Suche dir aber um diese Jahreszeit tiefe Stellen/Buchten, an denen das Wasser ruhige ist (Brassen stehen gerne an den Strömungskanten/Kehrströmungen...!):vik:
Mein Tipp (so funktioniert"s bei mir!): kleine haken (Matchhaken sind sehr gut geeignet/ Größe: 6-10.
Oberhalb von Schleusen ist es immer einen Versuch wert, weil sich dort Wasserpflanzen und co. (dadurch logischer weise auch Nahrung) anstauen...
Deshalb stehen dort massenhaft Fische, weil sich sich nicht viel bewegen müssen um an Nahrung zu kommen!

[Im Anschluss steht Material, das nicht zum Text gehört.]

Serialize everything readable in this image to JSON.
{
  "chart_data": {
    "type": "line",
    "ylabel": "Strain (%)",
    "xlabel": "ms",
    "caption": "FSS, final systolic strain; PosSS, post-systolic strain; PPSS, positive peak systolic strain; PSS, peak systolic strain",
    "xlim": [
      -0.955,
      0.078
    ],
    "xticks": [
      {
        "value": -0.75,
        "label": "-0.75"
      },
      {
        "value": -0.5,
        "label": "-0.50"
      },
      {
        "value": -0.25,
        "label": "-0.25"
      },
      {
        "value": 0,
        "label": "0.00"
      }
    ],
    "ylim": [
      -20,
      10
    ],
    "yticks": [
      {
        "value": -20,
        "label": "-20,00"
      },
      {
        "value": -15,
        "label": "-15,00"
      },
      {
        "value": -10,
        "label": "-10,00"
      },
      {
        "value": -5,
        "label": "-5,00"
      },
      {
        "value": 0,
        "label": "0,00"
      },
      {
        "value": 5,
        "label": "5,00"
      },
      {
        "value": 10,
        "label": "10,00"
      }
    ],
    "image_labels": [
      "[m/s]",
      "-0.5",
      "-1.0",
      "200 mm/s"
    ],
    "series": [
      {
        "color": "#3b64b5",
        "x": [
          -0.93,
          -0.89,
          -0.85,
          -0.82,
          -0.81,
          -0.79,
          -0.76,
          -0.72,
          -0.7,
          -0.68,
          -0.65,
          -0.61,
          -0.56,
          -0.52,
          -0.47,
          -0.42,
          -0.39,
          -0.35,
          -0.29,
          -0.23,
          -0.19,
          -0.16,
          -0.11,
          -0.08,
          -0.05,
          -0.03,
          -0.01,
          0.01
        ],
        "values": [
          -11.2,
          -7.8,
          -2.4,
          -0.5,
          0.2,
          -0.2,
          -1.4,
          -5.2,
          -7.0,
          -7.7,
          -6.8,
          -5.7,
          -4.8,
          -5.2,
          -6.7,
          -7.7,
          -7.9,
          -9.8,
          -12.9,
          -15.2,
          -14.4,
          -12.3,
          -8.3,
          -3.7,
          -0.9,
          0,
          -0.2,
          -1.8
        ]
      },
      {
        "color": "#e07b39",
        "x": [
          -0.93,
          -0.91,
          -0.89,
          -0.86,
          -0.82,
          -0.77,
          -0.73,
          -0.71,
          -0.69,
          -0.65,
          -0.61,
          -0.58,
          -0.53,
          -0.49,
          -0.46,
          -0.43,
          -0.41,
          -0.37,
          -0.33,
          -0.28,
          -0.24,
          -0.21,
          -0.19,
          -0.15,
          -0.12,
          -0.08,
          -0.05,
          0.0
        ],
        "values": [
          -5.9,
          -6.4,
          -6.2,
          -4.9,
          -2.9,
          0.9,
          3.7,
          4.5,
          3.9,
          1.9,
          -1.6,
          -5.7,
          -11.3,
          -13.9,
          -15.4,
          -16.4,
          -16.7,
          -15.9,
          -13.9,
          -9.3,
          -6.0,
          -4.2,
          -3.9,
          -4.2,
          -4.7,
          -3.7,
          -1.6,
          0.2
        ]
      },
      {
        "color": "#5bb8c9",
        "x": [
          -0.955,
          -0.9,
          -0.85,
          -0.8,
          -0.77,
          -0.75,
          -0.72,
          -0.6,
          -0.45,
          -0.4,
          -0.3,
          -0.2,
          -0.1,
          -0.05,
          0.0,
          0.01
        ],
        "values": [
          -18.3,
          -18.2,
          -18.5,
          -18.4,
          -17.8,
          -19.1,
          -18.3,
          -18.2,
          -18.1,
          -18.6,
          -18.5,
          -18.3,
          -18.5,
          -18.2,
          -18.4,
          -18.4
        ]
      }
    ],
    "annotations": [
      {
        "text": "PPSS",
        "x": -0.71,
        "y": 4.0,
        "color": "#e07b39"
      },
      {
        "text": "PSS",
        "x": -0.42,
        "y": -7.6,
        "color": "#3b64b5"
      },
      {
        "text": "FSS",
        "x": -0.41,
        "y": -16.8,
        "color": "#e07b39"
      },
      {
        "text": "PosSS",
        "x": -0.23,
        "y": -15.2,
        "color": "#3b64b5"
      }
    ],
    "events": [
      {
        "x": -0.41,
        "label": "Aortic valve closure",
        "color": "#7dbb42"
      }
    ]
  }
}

Ich hoffe ich konnte dir ein wenig helfen...?!

_____________________
Grüße Carpfisherbasti


----------



## gurkenfahrstuhl (6. Dezember 2011)

*AW: Feedern bei Nacht?*

Danke! Klar konntest Du mir helfen. Also ich werde eher an ein Strömendes Gewässer mit Gezeiten. Hab da auch ne Stelle wo ne gut Erreichbare Kante liegt. Tiefe ist bei HW ca 6 m das sollte reichen. Natürlich kommen Maden mit  Also mit der Hakengrösse werd ich wie immer eher 12 bis 14 nehmen.


----------



## Lutz77987 (6. Dezember 2011)

*AW: Feedern bei Nacht?*

Ich feeder nur im vereingewässer (Mühlenbach).
Aber dort läufts immer gut.
Zur Elbe fahr ich nr zum aal angeln


----------



## OMNI (6. Dezember 2011)

*AW: Feedern bei Nacht?*

moin moin und hallo,
also ich hab schon mehrere mal in der ancht gefeedert, brassen sin meist zu haben, hab aber auch schon kurz nach der dämmerung nen großes rotauge gefangen.
ich würd sagen probier ruhig mal. dann weißte mehr... 

mfg markus


----------



## Slick (6. Dezember 2011)

*AW: Feedern bei Nacht?*

Ich gehe meistens nur Nachts feedern.Es beißt meist Aal,Brassen,Döbel und Rotaugen(Vollmond) und ab und zu ein Karpfen,Barbe.Bevor es Dunkel wird alles Aufbauen und 5 Körbe Futter an denn Platz bringen und jede Stunde ein Korb nach pfeffern.#6

spart Futter und bringt die großen an den Haken

Grüße


----------



## Cottons Papagei (6. Dezember 2011)

*AW: Feedern bei Nacht?*

Moinsen,
hab nachts noch nicht gefeedert. Aber mich würde interessieren wie ihr das macht. Knicklicht an die Spitze oder Freilaufrolle mit Pieper?
Gruß!


----------



## Andal (6. Dezember 2011)

*AW: Feedern bei Nacht?*

Unabhängig von der aktuellen Wetterlage.

Nacht-Feedern auf große Rotaugen funktioniert bestens. Allerdings sollte man keine allzufrischen Knicklichter an die Spitze pappen, oder gleich besser ein weniger grelles Betalight verwenden. Schaut man zu lange/intensiv auf einen recht hellen Bissanzeiger dieser Art, narrt einen das eigene Auge und er fängt an sich zu bewegen, obwohl sich rein gar nichts tut.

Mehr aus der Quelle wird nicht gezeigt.